Two eminent American women, Helen Keller and Jane Addams, were recently honored at Washington Cathedral. Their likenesses are carved on corbel stones in the National Cathedral Association bay on the south side of the cathedral. Katharine Cornell, famed American actress, has written a special tribute to Miss Keller. She stated: "For the deaf-blind there was never a real world before Helen Keller. For those who could see and hear, Helen Keller created a new world. Helen Keller created sight and sound and understanding among people all over the world who reached out for the touch of her sightless, soundless humanity."


The President's Commission on Income Maintenance Programs, originally appointed by President Johnson, has unanimously recommended a $2,400 minimum income for a family of four. The Commission argued that income from work was out of the reach of most poor people and that major emphasis should not be given to encouraging employment among those with only the most limited vocational potential. The Commission did, however, encourage the payment of funds to those among the "working poor", the nearly two million families whose heads work at poverty level wages. The present Nixon administration proposals are aimed at reform of public welfare, primarily that portion of the program that provides Aid to Families with Dependent Children.
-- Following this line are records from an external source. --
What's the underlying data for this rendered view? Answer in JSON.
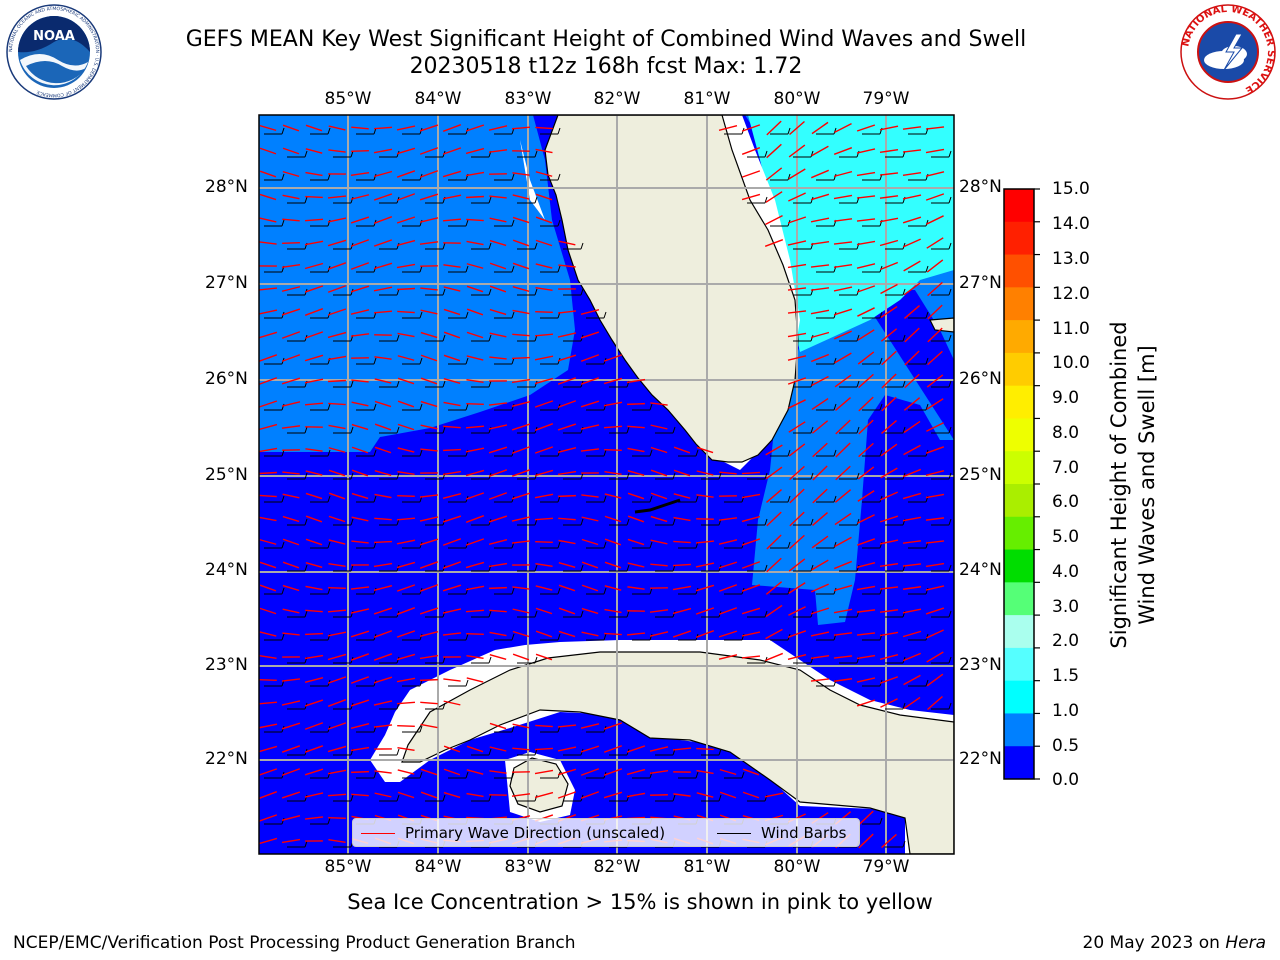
{
  "title": {
    "line1": "GEFS MEAN Key West Significant Height of Combined Wind Waves and Swell",
    "line2": "20230518 t12z 168h fcst   Max: 1.72"
  },
  "logos": {
    "left": {
      "icon": "noaa-logo",
      "text": "NOAA",
      "ring_text": "NATIONAL OCEANIC AND ATMOSPHERIC ADMINISTRATION · U.S. DEPARTMENT OF COMMERCE"
    },
    "right": {
      "icon": "nws-logo",
      "ring_text": "NATIONAL WEATHER SERVICE"
    }
  },
  "map": {
    "lon_labels": [
      "85°W",
      "84°W",
      "83°W",
      "82°W",
      "81°W",
      "80°W",
      "79°W"
    ],
    "lat_labels": [
      "28°N",
      "27°N",
      "26°N",
      "25°N",
      "24°N",
      "23°N",
      "22°N"
    ],
    "colors": {
      "ocean_0_05": "#0000ff",
      "ocean_05_10": "#0080ff",
      "ocean_15_20": "#33ffff",
      "land": "#eeeedd",
      "grid": "#aaaaaa",
      "wave_arrow": "#ff0000",
      "wind_barb": "#000000"
    }
  },
  "legend": {
    "wave_direction": "Primary Wave Direction (unscaled)",
    "wind_barbs": "Wind Barbs",
    "wave_color": "#ff0000",
    "barb_color": "#000000"
  },
  "colorbar": {
    "label_line1": "Significant Height of Combined",
    "label_line2": "Wind Waves and Swell [m]",
    "ticks": [
      "15.0",
      "14.0",
      "13.0",
      "12.0",
      "11.0",
      "10.0",
      "9.0",
      "8.0",
      "7.0",
      "6.0",
      "5.0",
      "4.0",
      "3.0",
      "2.0",
      "1.5",
      "1.0",
      "0.5",
      "0.0"
    ],
    "colors_top_to_bottom": [
      "#ff0000",
      "#ff2000",
      "#ff5000",
      "#ff8000",
      "#ffaa00",
      "#ffcc00",
      "#ffee00",
      "#eeff00",
      "#ccff00",
      "#aaee00",
      "#66ee00",
      "#00dd00",
      "#55ff77",
      "#aaffee",
      "#55ffff",
      "#00ffff",
      "#0080ff",
      "#0000ff"
    ]
  },
  "footnote": "Sea Ice Concentration > 15% is shown in pink to yellow",
  "credits": {
    "left": "NCEP/EMC/Verification Post Processing Product Generation Branch",
    "right_prefix": "20 May 2023 on ",
    "right_host": "Hera"
  }
}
In contrast, the Commission's proposal would drastically do away with welfare, substituting instead direct cash payments to all poor people--single, aged, blind, disabled. Food stamp programs would be eliminated and day care centers for working mothers would not be a part of the program. To provide work incentives for those able to work, the Commission proposes that they be entitled to retain 50 percent of their earnings to $4,800, $890 more than the administration's proposed maximum. In a supporting statement to the Commission's report, three members noted that the minimum income level should have been $3,600, roughly the poverty level as defined by the federal government.


During the final two months of 1969, Computer Systems Institute mailed a brief questionnaire to those employers of blind and visually handicapped graduates in Computer Programming. The results were both gratifying and informative. Some 24.2% of the employers rated their blind computer programmers job performance as excellent, 57.6% as good, 15.2% as fair, and only 3% as poor. The blind employees were also rated highly on such qualities as motivation, intelligence, appearance, attendance, punctuality, cooperation, attitude, quality of work, quantity of work, compatibility with employees, compatibility with supervisors. The average salary of these workers was $7,366 a year.


Mr. Ray McGeorge, President of the Denver Area Association of the Blind, an affiliate of the Colorado Federation of the Blind, has sent a small pamphlet describing the new Center for the Activities of the Blind, housed in a building which the Association recently purchased. The purchase was made with the intention of having facilities for the varied activities of the Denver Area Association and with the desire to provide a facility for the use of other organizations involved with work for the blind. In a brief period of time they have been able to work out programs providing facilities for "The Parents of Blind Children", and "The Braille Teens", "Friends of the Library for the Blind", and "The State Library", providing storage for seldom used Braille books, and with the parent organization, the Colorado Federation of the Blind. The building is a 2 1/2 story structure with approximately 12,000 square feet of floor space, occupying 2 lots. The total cost of the property was $55,000, with the Denver Area Association of the Blind assuming a $25,000 mortgage. The organization is handling the finances of its varied projects plus the expenses of the building with a portion derived from the rental of office space to groups not involved with work for the blind, plus financial support from individual contributions. Congratulations to you, Ray, and the members of your group, for real movement.